In the US, cap-and-trade was originally considered a Republican idea. Market-friendly regulation was pushed by those who thought of themselves as pro-market, rather than by those who thought of themselves as pro-regulation. . .
Republican politicians have now forgotten that this approach was ever their policy. To defeat the last major climate bill in 2009, they worked themselves into a frenzy of anti-regulation rhetoric. . .
One can draw a fascinating parallel between the evolution of American political attitudes toward market mechanisms in the area of environmental regulation and Republican hostility to the Affordable Care Act, also known as Obamacare. Obamacare is a market mechanism in the sense that health insurers and care providers remain private and compete against each other.
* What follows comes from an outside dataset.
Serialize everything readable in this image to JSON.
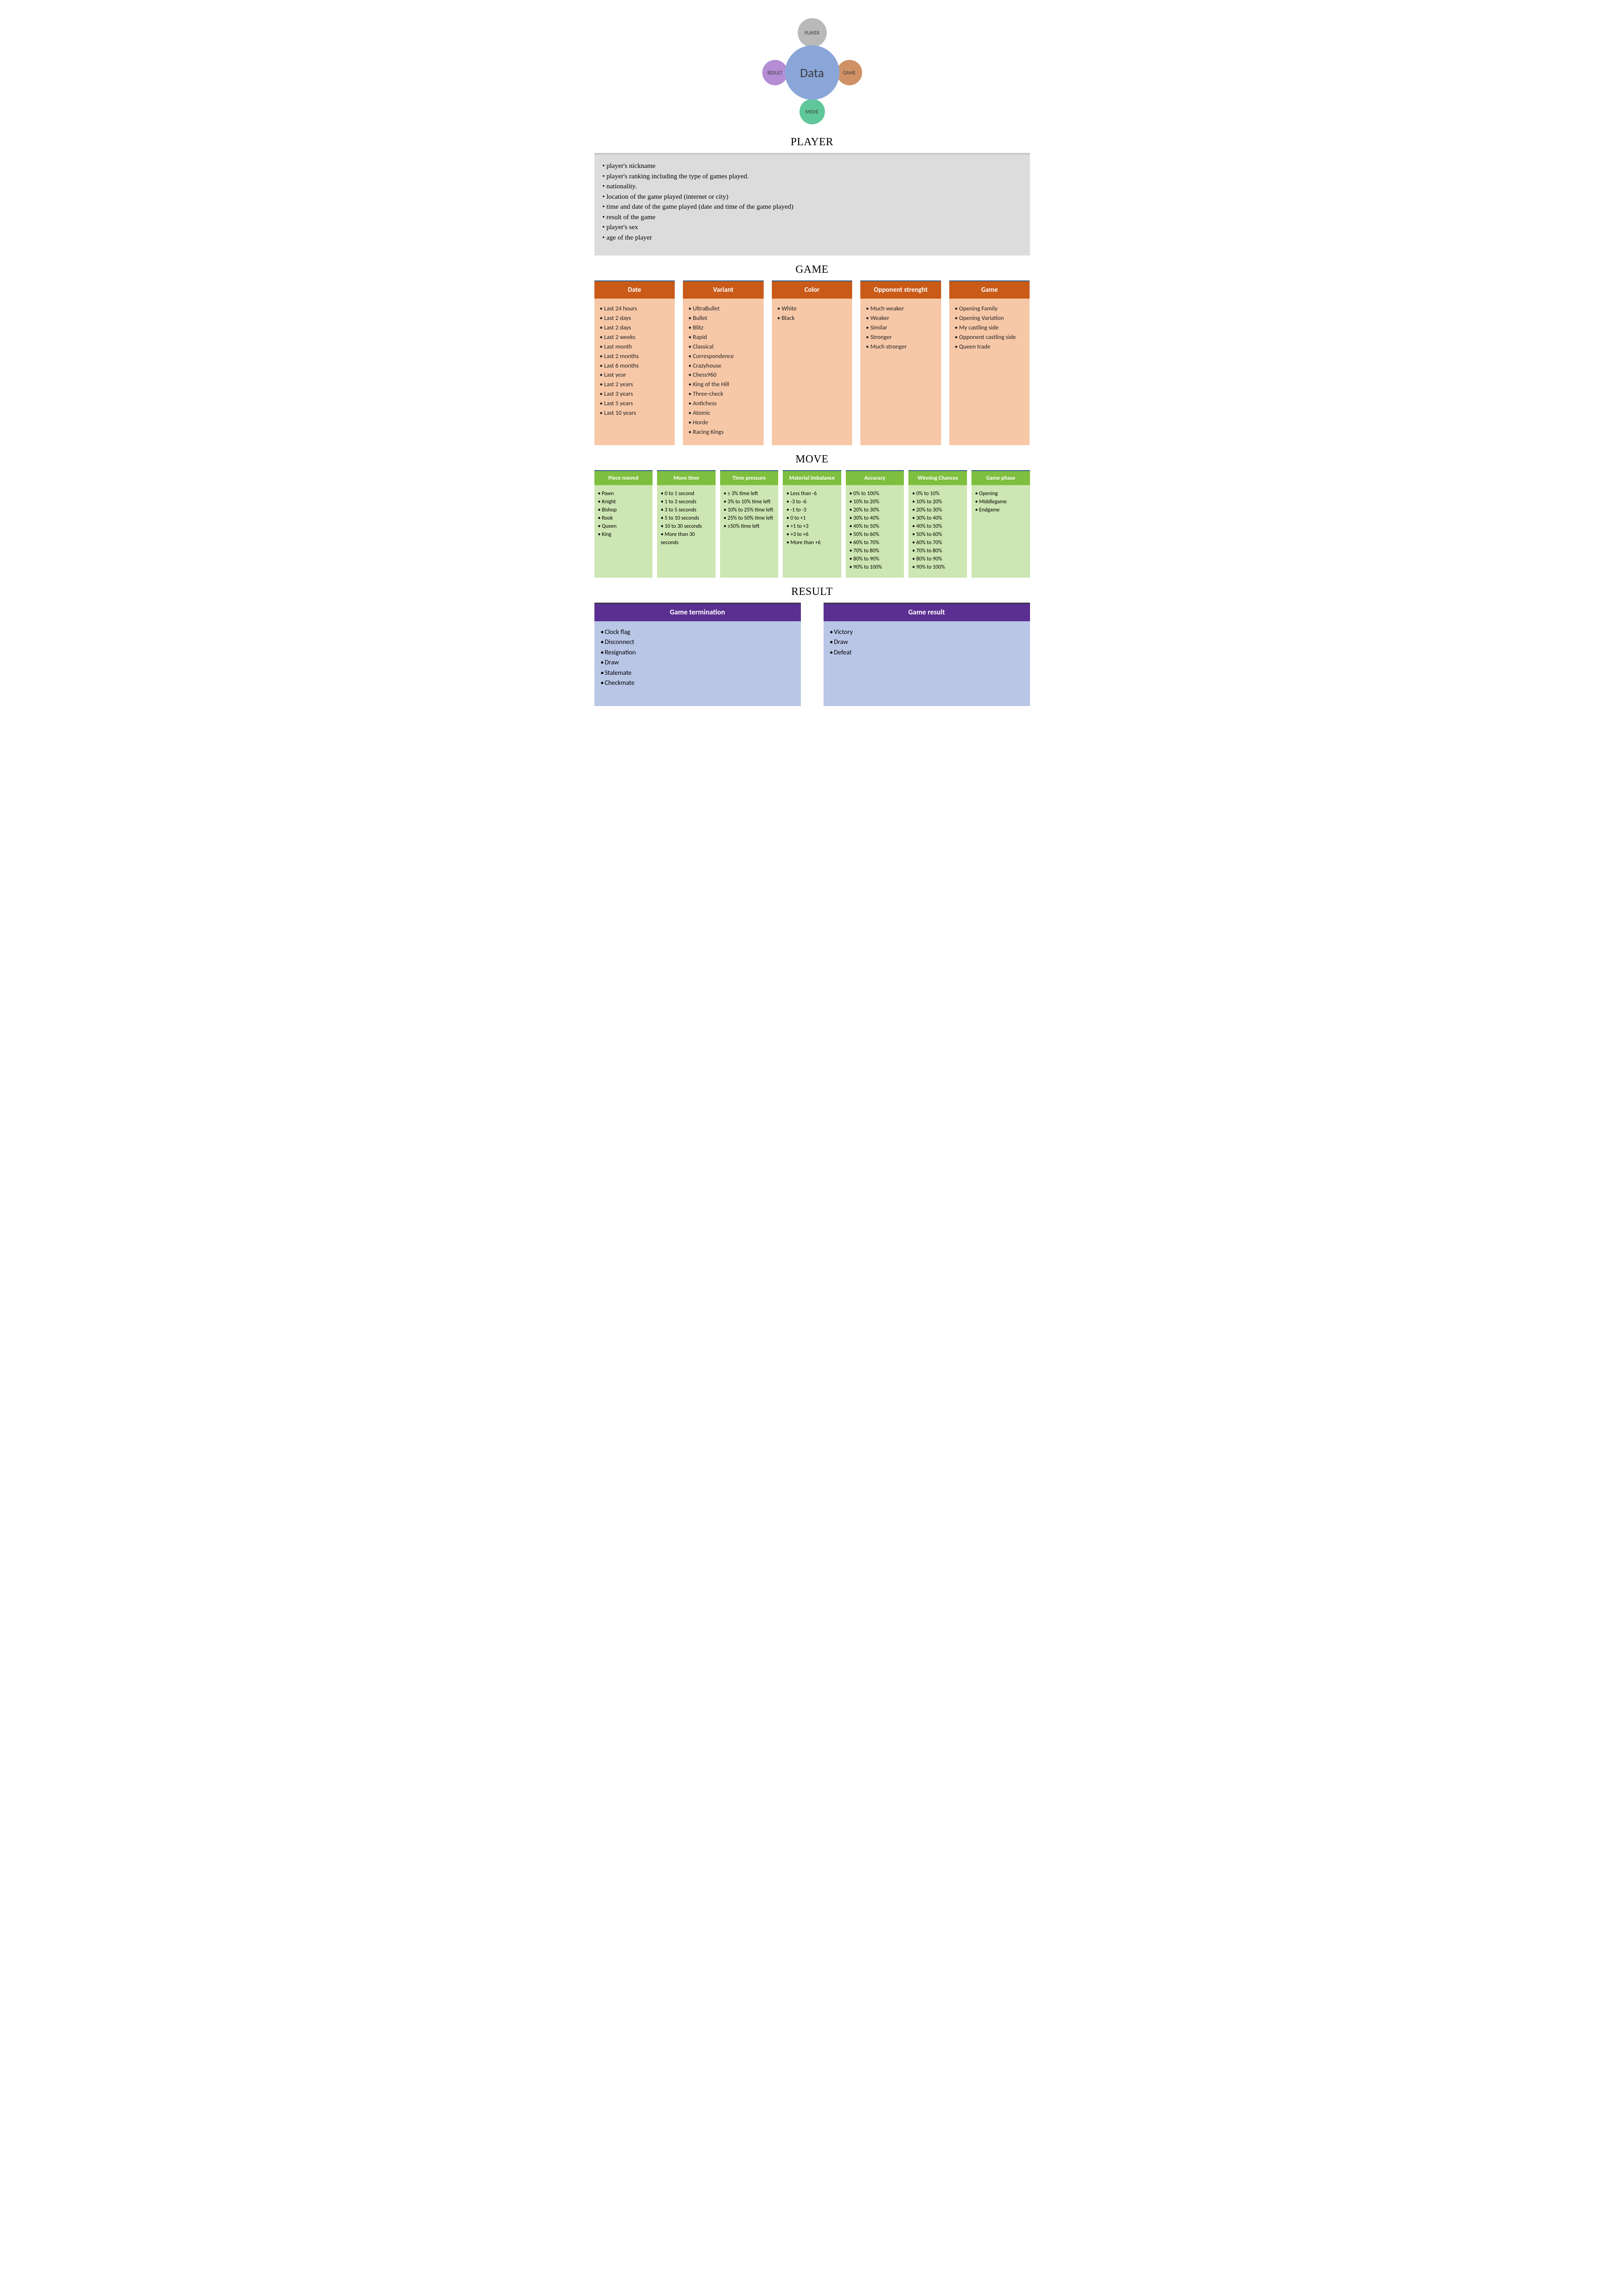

Frankel is, in fact, right. Both cap-and-trade and Obamacare came straight out of Republican think tanks, precisely in the way neoclassical economists had designed them. Then, they were the best of friends. Now, apparently, Republicans have to be reminded of that friendship.
Or scared into remembering that close relationship. Because, Frankel warns, the alternative is more government regulation.
It really is a sign of how much political and economic discourse has changed in the United States that it’s Democrats who are implementing market-based, originally Republican-designed policies. And that, even more: from the perspective of someone like Frankel, any government regulation of business (not, mind you, government ownership) can blithely be referred to as “command and control.”